Key Experimental Results¶
Main Results¶
Frame-level F1 (%) on the LLP dataset:
| Metric | VALOR | PPL | UWAV | Gain |
|---|---|---|---|---|
| Visual (V) | 65.1 | 66.7 | 70.0 | +3.3 |
| Audio-Visual (AV) | 61.2 | 61.9 | 63.4 | +1.5 |
| Type@AV | 64.3 | 64.8 | 65.9 | +1.1 |
Comparison of pseudo-label quality (F1):
| Metric | VALOR | PPL | UWAV |
|---|---|---|---|
| Visual | 61.7 | 61.8 | 74.5 |
| Type@AV | 66.0 | 60.6 | 72.8 |
Ablation Study¶
| Configuration | Type@AV |
|---|---|
| Hard pseudo-labels (Baseline) | 64.2 |
| + Soft labels | 64.4 (+0.2) |
| + Class balancing | 65.4 (+1.2) |
| + Feature mixup | 65.2 (+1.0) |
| All combinations | 65.9 (+1.7) |
Key Findings¶
- Pseudo-label quality is the primary contributor: The pre-trained generator improves the visual pseudo-label F1 from 61.8% to 74.5% (+12.7 percentage points), yielding the largest gain among all techniques.
- Class balancing and feature mixup exhibit comparable contributions: Contributing 1.2% and 1.0% respectively, with a partially complementary effect.
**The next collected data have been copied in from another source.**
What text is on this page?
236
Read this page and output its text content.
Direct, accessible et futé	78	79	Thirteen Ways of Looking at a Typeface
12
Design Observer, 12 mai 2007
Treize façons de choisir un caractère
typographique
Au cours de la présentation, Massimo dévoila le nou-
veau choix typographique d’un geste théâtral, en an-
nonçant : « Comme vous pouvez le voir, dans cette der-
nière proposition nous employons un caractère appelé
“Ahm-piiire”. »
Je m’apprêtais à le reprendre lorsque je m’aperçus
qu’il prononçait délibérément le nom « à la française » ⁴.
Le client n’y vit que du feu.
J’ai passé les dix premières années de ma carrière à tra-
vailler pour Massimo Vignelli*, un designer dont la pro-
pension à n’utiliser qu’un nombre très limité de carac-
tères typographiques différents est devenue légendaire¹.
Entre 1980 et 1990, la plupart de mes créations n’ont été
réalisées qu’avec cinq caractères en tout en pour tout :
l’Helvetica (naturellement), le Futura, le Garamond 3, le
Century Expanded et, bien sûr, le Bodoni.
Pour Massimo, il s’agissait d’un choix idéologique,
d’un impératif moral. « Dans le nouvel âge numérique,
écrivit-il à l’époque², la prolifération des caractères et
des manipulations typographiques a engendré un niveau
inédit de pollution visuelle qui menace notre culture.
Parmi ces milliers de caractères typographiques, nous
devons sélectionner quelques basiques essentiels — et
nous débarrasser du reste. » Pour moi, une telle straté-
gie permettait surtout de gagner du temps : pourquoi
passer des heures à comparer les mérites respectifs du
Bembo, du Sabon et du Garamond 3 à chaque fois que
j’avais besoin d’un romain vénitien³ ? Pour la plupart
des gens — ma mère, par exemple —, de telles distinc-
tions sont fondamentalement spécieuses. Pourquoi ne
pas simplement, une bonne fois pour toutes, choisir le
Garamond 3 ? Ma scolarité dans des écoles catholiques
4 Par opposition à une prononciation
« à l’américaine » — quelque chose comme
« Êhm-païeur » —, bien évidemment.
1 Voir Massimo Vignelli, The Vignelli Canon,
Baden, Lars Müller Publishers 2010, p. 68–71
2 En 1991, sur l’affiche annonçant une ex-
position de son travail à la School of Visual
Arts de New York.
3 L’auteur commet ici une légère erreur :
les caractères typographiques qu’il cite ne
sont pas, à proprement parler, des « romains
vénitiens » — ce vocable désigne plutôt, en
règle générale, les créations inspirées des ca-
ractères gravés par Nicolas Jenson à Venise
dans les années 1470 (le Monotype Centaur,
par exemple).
- Soft labels yield minor standalone gains: Moving from hard to soft labels alone only improves the performance by 0.2%, but shows a cumulative effect when combined with class balancing and mixup.
- Marginal improvement on the AVE dataset: Achieved 80.6% vs. VALOR's 80.4% (+0.2% improvement), indicating limited benefits of the proposed method on smaller datasets.
Highlights & Insights¶
- External pre-training breaks the weakly-supervised loop: Pre-training a temporal model on large-scale annotated data is a straightforward and highly effective solution to the low-quality pseudo-label issue in weak supervision (+12.7% pseudo-label F1).
- Simple modeling of uncertainty: Utilizing \(\text{Sigmoid}(\text{logit} - \text{threshold})\) as confidence avoids the need for auxiliary uncertainty estimation networks or Bayesian methods. The simple intuition that distance from the threshold represents certainty is natural and carries zero overhead.
- Orthogonal combination of three techniques: Soft labels handle label noise, class balancing handles distribution skewness, and Mixup handles overfitting. These components address different issues, resulting in a joint effect that is greater than the sum of its parts.
Limitations & Future Work¶
- Reliance on external annotated data: Requires pre-training on the UnAV dataset, which increases data requirements and computational overhead (80 epochs of pre-training).
- Underperformance on certain metrics: Audio F1 (64.2 vs. PPL's 65.9) and event-level Event@AV (57.4 vs. 57.9) lag behind some existing methods.
- Fixed 1-second segments: Unable to capture events that cross boundaries or sub-second temporal limits.
- Dataset-specific hyperparameter tuning: Hyperparameters like \(\alpha\), \(W\), and threshold \(\theta\) require fine-tuning for different datasets.
- Limited efficacy on small datasets: The improvement is only +0.2% on AVE, indicating that the pre-training advantage is more pronounced when data is abundant.
Related Work & Insights¶
- vs. VALOR: VALOR learns temporal modeling internally on the target dataset, which limits pseudo-label quality. UWAV leverages external pre-training to gain stronger temporal understanding.
- vs. PPL: PPL employs a similar pseudo-label generation strategy but does not utilize uncertainty information. UWAV's soft labels make training more robust to noise.
- vs. HAN: HAN is an early weakly-supervised method that lacks strong pre-trained features and pseudo-label refinement strategies.
Rating¶
- Novelty: ⭐⭐⭐ Each component (pseudo-labels, soft labels, Mixup, class balancing) is not individually novel, but their combination is rational and effective.
- Experimental Thoroughness: ⭐⭐⭐⭐ Evaluation on two datasets with detailed ablation studies and pseudo-label quality analysis.
- Writing Quality: ⭐⭐⭐⭐ Step-by-step methodology presentation with clear logic.
- Value: ⭐⭐⭐ Achieves state-of-the-art (SOTA) results on the LLP dataset, though the novelty of individual components is limited.